I don't have the time right now to fully respond; I'll try to do so later. However, let me quote Hegel from the Philosophy of Nature on sound and heat:
"Sound is the change in the specific condition of segregation of the material parts,a dn in teh negation of this condition ;--merely and abstract or an ideal ideality, as it were, of that specification. But this change, accordingly, is itself immediately the real ideality of specific gravity and cohesion, i.e.--heat. The heating up of shounding bodies, just as of beaten or rubbed ones, is the appearance of heat, originating concptually together with sound." and "Heat is the self-restoration of matter in its formlessness, its liquidity the triumph of its abstract homogeneity over specific definiteness, its abstract, purely self-existing continuity, as negation of negation, is here set as activity". And The Philosophy of Nature is full of such definitions.
Hegel isn't even saying anything; he's simply babbling and attempting to sound deep and profound.
And the philosophy of history always comes down to, although I'm sure Hegel would try and dialectically find a way out, the following:
Each age has its necessary developments and philosophies for its particular age. Since real=ideal then whatever is real is ideal and, hence, rational. Thus, any development, any change, any possible future is in itself absolutely rational as the world-spirit moves humanity towards Absolute Knowledge. Hitler, Stalin, Mussolini . . . each and every one a necessary development given the stages humanity was passing through at the time.

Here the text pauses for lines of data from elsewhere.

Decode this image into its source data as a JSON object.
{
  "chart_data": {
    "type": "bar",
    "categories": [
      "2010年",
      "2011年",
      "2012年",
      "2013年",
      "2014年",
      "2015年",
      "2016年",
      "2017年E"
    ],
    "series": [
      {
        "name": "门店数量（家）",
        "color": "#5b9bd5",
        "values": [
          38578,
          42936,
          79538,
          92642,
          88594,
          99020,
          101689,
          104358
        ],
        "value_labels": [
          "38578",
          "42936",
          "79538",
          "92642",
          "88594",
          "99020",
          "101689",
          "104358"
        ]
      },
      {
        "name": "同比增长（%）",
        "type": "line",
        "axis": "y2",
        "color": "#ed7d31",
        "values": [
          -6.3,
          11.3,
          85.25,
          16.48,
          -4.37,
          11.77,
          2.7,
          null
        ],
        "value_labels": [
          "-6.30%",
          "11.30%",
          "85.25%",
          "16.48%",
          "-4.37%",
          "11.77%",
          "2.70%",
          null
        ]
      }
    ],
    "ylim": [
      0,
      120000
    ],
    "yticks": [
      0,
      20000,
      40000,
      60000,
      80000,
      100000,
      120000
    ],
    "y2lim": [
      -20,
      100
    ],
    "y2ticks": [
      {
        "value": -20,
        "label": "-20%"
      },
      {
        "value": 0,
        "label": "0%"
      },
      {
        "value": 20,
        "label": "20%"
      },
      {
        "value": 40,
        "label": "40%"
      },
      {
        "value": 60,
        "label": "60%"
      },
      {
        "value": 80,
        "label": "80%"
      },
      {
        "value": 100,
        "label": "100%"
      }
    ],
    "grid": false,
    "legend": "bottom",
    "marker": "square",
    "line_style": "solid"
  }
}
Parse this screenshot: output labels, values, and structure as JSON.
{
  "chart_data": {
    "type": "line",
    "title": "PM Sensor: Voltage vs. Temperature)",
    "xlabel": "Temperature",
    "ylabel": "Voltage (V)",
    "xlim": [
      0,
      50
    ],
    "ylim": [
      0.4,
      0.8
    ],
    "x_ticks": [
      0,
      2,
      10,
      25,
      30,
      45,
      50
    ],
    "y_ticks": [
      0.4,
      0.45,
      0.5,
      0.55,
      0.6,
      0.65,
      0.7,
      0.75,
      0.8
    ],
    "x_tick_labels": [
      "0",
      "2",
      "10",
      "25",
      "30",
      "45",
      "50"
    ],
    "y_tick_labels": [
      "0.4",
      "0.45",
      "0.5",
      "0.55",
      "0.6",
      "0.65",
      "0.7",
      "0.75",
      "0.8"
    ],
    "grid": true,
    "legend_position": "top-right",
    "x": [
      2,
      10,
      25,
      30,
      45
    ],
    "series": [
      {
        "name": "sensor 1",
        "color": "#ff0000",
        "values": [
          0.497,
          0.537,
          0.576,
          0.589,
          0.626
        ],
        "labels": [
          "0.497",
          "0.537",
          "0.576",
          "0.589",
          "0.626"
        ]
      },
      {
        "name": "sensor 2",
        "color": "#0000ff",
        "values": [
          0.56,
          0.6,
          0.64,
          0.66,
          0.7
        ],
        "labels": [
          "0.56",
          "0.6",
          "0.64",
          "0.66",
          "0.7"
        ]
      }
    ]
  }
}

Anything that ever happens does so because 'it occurs in its ideal reality within the absolute pervading continuity of advancing conceptuality of the absolute subjectivity of the objective world-spirit' (am I dialectical enough, yet?)
Marx made rational, although flawed and incorrect, assertions regarding humanity and its progress. Hegel just babbled. In fact, most of what I saw posted didn't even mean anything; it was simply profundity intertwined with profundity. On the most abstract level, even my denial of any validity of Hegel's thought should fall within Hegel's absolute dialectic. It produces it's own negation, as Hegel would have said, and is completely self-defeating and contradictory. Such philosophy takes a few true observations (see below)and then mixes it with insane babble to produce profound nonsense.
Hegel's whole philosophy in one sentence is "what happens, happens; what doesn't, doesn't". Well, no shit. While this may be completely true it says aboslutely nothing about how we, as human beings, can operate in this world and it therefore is completely irrelevant and void of any real (or is it ideal? heh heh) meaning. Hegel's philosophy is the most insane, irrational, and nonsensical system ever developed in history, but it truisms make it sound deep and profound and this accounts for its prevasive and utter corruption of thought.